Neurophysiological Changes in the First Year After Cell Transplantation in Sub-acute Complete Paraplegia

Neurophysiological testing can provide quantitative information about motor, sensory, and autonomic system connectivity following spinal cord injury (SCI). The clinical examination may be insufficiently sensitive and specific to reveal evolving changes in neural circuits after severe injury. Neurophysiologic data may provide otherwise imperceptible circuit information that has rarely been acquired in biologics clinical trials in SCI. We reported a Phase 1 study of autologous purified Schwann cell suspension transplantation into the injury epicenter of participants with complete subacute thoracic SCI, observing no clinical improvements. Here, we report longitudinal electrophysiological assessments conducted during the trial. Six participants underwent neurophysiology screening pre-transplantation with three post-transplantation neurophysiological assessments, focused on the thoracoabdominal region and lower limbs, including MEPs, SSEPs, voluntarily triggered EMG, and changes in GSR. We found several notable signals not detectable by clinical exam. In all six participants, thoracoabdominal motor connectivity was detected below the clinically assigned neurological level defined by sensory preservation. Additionally, small voluntary activations of leg and foot muscles or positive lower extremity MEPs were detected in all participants. Voluntary EMG was most sensitive to detect leg motor function. The recorded MEP amplitudes and latencies indicated a more caudal thoracic level above which amplitude recovery over time was observed. In contrast, further below, amplitudes showed less improvement, and latencies were increased. Intercostal spasms observed with EMG may also indicate this thoracic “motor level.” Galvanic skin testing revealed autonomic dysfunction in the hands above the injury levels. As an open-label study, we can establish no clear link between these observations and cell transplantation. This neurophysiological characterization may be of value to detect therapeutic effects in future controlled studies.
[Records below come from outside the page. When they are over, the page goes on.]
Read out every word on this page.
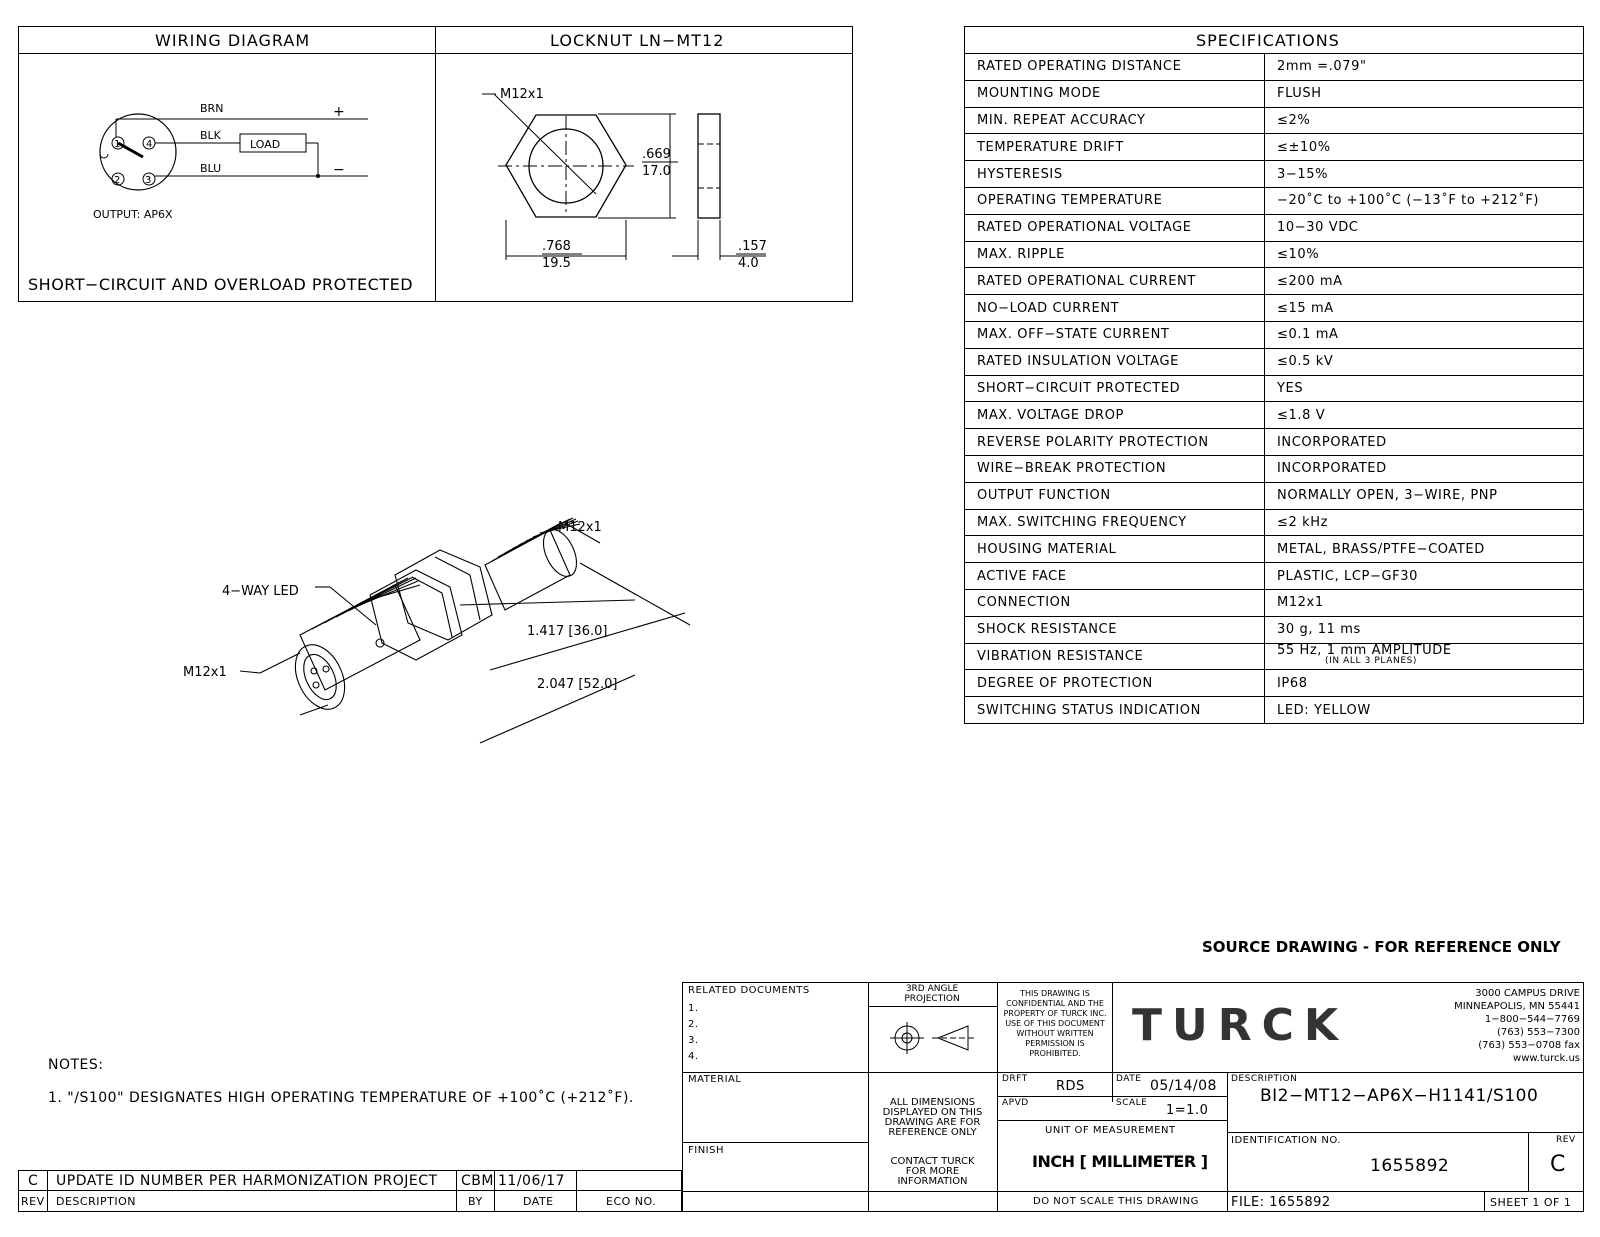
WIRING DIAGRAM	LOCKNUT LN−MT12
BRN
BLK
BLU
LOAD
+
−
1	4
2 3
OUTPUT: AP6X
SHORT−CIRCUIT AND OVERLOAD PROTECTED
M12x1
.669
17.0
.768
19.5
.157
4.0
M12x1
4−WAY LED
M12x1
1.417 [36.0]
2.047 [52.0]
SPECIFICATIONS
RATED OPERATING DISTANCE	2mm =.079"
MOUNTING MODE	FLUSH
MIN. REPEAT ACCURACY	≤2%
TEMPERATURE DRIFT	≤±10%
HYSTERESIS	3−15%
OPERATING TEMPERATURE	−20˚C to +100˚C (−13˚F to +212˚F)
RATED OPERATIONAL VOLTAGE	10−30 VDC
MAX. RIPPLE	≤10%
RATED OPERATIONAL CURRENT	≤200 mA
NO−LOAD CURRENT	≤15 mA
MAX. OFF−STATE CURRENT	≤0.1 mA
RATED INSULATION VOLTAGE	≤0.5 kV
SHORT−CIRCUIT PROTECTED	YES
MAX. VOLTAGE DROP	≤1.8 V
REVERSE POLARITY PROTECTION	INCORPORATED
WIRE−BREAK PROTECTION	INCORPORATED
OUTPUT FUNCTION	NORMALLY OPEN, 3−WIRE, PNP
MAX. SWITCHING FREQUENCY	≤2 kHz
HOUSING MATERIAL	METAL, BRASS/PTFE−COATED
ACTIVE FACE	PLASTIC, LCP−GF30
CONNECTION	M12x1
SHOCK RESISTANCE	30 g, 11 ms
VIBRATION RESISTANCE	55 Hz, 1 mm AMPLITUDE
(IN ALL 3 PLANES)

DEGREE OF PROTECTION	IP68
SWITCHING STATUS INDICATION	LED: YELLOW
SOURCE DRAWING - FOR REFERENCE ONLY
NOTES:
1. "/S100" DESIGNATES HIGH OPERATING TEMPERATURE OF +100˚C (+212˚F).
C UPDATE ID NUMBER PER HARMONIZATION PROJECT CBM 11/06/17
REV DESCRIPTION	BY	DATE	ECO NO.
RELATED DOCUMENTS
1.
2.
3.
4.
3RD ANGLE PROJECTION
THIS DRAWING IS CONFIDENTIAL AND THE PROPERTY OF TURCK INC. USE OF THIS DOCUMENT WITHOUT WRITTEN PERMISSION IS PROHIBITED.
TURCK
3000 CAMPUS DRIVE
MINNEAPOLIS, MN 55441
1−800−544−7769
(763) 553−7300
(763) 553−0708 fax
www.turck.us
MATERIAL
FINISH
ALL DIMENSIONS DISPLAYED ON THIS DRAWING ARE FOR REFERENCE ONLY
CONTACT TURCK FOR MORE INFORMATION
DRFT RDS	DATE 05/14/08
APVD	SCALE 1=1.0
UNIT OF MEASUREMENT
INCH [ MILLIMETER ]
DO NOT SCALE THIS DRAWING
DESCRIPTION
BI2−MT12−AP6X−H1141/S100
IDENTIFICATION NO.
1655892
REV
C
FILE: 1655892	SHEET 1 OF 1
Clinical and Neurophysiological Changes after Targeted Intrathecal Injections of Bone Marrow Stem Cells in a C3 Tetraplegic Subject

High-level quadriplegia is a devastating condition with limited treatment options. Bone marrow derived stem cells (BMSCs) are reported to have immunomodulatory and neurotrophic effects in spinal cord injury (SCI). We report a subject with complete C2 SCI who received three anatomically targeted intrathecal infusions of BMSCs under a single-patient expanded access investigational new drug (IND). She underwent intensive physical therapy and was followed for >2 years. At end-point, her American Spinal Injury Association Impairment Scale (AIS) grade improved from A to B, and she recovered focal pressure touch sensation over several body areas. We conducted serial neurophysiological testing to monitor changes in residual connectivity. Motor, sensory, and autonomic system testing included motor evoked potentials (MEPs), somatosensory evoked potentials (SSEPs), electromyography (EMG) recordings, F waves, galvanic skin responses, and tilt-table responses. The quality and magnitude of voluntary EMG activations increased over time, but remained below the threshold of clinically obvious movement. Unexpectedly, at 14 months post-injury, deep inspiratory maneuvers triggered respiratory-like EMG bursting in the biceps and several other muscles. This finding means that connections between respiratory neurons and motor neurons were newly established, or unmasked. We also report serial analysis of MRI, International Standards for Neurological Classification of SCI (ISNCSCI), pulmonary function, pain scores, cerebrospinal fluid (CSF) cytokines, and bladder assessment. As a single case, the linkage of the clinical and neurophysiological changes to either natural history or to the BMSC infusions cannot be resolved. Nevertheless, such detailed neurophysiological assessment of high cervical SCI patients is rarely performed. Our findings indicate that electrophysiology studies are sensitive to define both residual connectivity and new plasticity.